A pesquisadora afirma que, por ser uma situação nova, ainda faltam pesquisas para determinar o perfil e as motivações das pessoas que optam por enviar seus filhos aos EUA nessas condições, mas acredita se tratar de uma tentativa de reunião dessas crianças com parentes que já estejam em território americano, onde existe a maior comunidade brasileira fora do Brasil.
“O que temos visto é uma espécie de família transnacional. A mãe fica no Brasil, mas manda o filho menor de idade cruzar a fronteira em um grupo de conhecidos dela, para se encontrar com o pai, que já está esperando por ele em território americano”, explica Siqueira.
Em grupos de aplicativos de mensagens de brasileiros interessados em entrar nos EUA de modo irregular via México, a BBC News Brasil presenciou diálogos de pessoas que se apresentaram como coiotes e que sugeriram a mães que se separassem dos filhos no momento de cruzar para o lado americano.
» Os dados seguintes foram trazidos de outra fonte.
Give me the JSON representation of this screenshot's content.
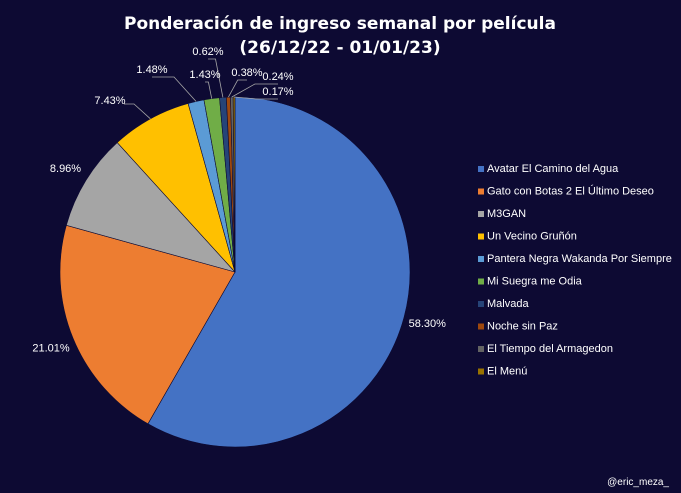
{
  "chart_data": {
    "type": "pie",
    "title_line1": "Ponderación de ingreso semanal por película",
    "title_line2": "(26/12/22 - 01/01/23)",
    "legend_position": "right",
    "slices": [
      {
        "name": "Avatar El Camino del Agua",
        "value": 58.3,
        "label": "58.30%",
        "color": "#4472c4"
      },
      {
        "name": "Gato con Botas 2 El Último Deseo",
        "value": 21.01,
        "label": "21.01%",
        "color": "#ed7d31"
      },
      {
        "name": "M3GAN",
        "value": 8.96,
        "label": "8.96%",
        "color": "#a5a5a5"
      },
      {
        "name": "Un Vecino Gruñón",
        "value": 7.43,
        "label": "7.43%",
        "color": "#ffc000"
      },
      {
        "name": "Pantera Negra Wakanda Por Siempre",
        "value": 1.48,
        "label": "1.48%",
        "color": "#5b9bd5"
      },
      {
        "name": "Mi Suegra me Odia",
        "value": 1.43,
        "label": "1.43%",
        "color": "#70ad47"
      },
      {
        "name": "Malvada",
        "value": 0.62,
        "label": "0.62%",
        "color": "#264478"
      },
      {
        "name": "Noche sin Paz",
        "value": 0.38,
        "label": "0.38%",
        "color": "#9e480e"
      },
      {
        "name": "El Tiempo del Armagedon",
        "value": 0.24,
        "label": "0.24%",
        "color": "#636363"
      },
      {
        "name": "El Menú",
        "value": 0.17,
        "label": "0.17%",
        "color": "#997300"
      }
    ]
  },
  "watermark": "@eric_meza_"
}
A criança, então, seria “atravessada” por algum ponto da fronteira bem vigiado, com um bilhete no bolso com dados de familiares ou amigos que pudessem assumir a responsabilidade dela nos EUA, após a apreensão pelos agentes americanos. Já a mãe seguiria sozinha para pontos mais favoráveis da fronteira, onde pudesse passar sem ser detida, e se reuniria mais tarde com a criança.
“Como estamos falando de uma rede de migração de mais de 30 anos, há uma comunidade bem estabelecida e também redes conhecidas para operar as rotas, por meio das quais esses migrantes podem se sentir minimamente seguros para fazer isso”, diz Siqueira.
Em abril, um vídeo de duas irmãs equatorianas sendo jogadas de um muro na fronteira entre México e EUA causou comoção internacional.
As cenas foram gravadas no fim de março, pelas câmeras de segurança americanas da cidade de El Paso, no Texas. As crianças, sozinhas, foram socorridas ao hospital por agentes dos EUA.
Recorde de brasileiros na fronteira
Na América do Sul, apenas o Equador enviou mais migrantes irregulares aos EUA em 2021 do que o Brasil. Somente nos cinco primeiros meses deste ano, 21,9 mil brasileiros foram detidos pelas autoridades americanas após cruzar a fronteira do México com os Estados Unidos.
O número, ainda parcial, já é o maior da série histórica iniciada em 2007, de acordo com os dados do órgão de Alfândega e Proteção de Fronteiras dos Estados Unidos.
O volume atual de brasileiros na rota migratória irregular supera, inclusive, a alta de 2019, quando 18 mil deles entraram irregularmente no país, o que justificou a decisão do então presidente americano, o republicano Donald Trump, de incluir os cidadãos do Brasil em um processo de deportação sumária, algo que não ocorria há décadas.
Agora, o país é a oitava nação a mais enviar imigrantes irregulares aos EUA no mundo, à frente de países como a Venezuela e a Colômbia, por exemplo, e em patamar semelhante ao de Cuba.
Para se ter ideia do tamanho desse fluxo, é como se os agentes de migração dos EUA encontrassem, em média, 150 brasileiros por dia tentando acessar o país a pé.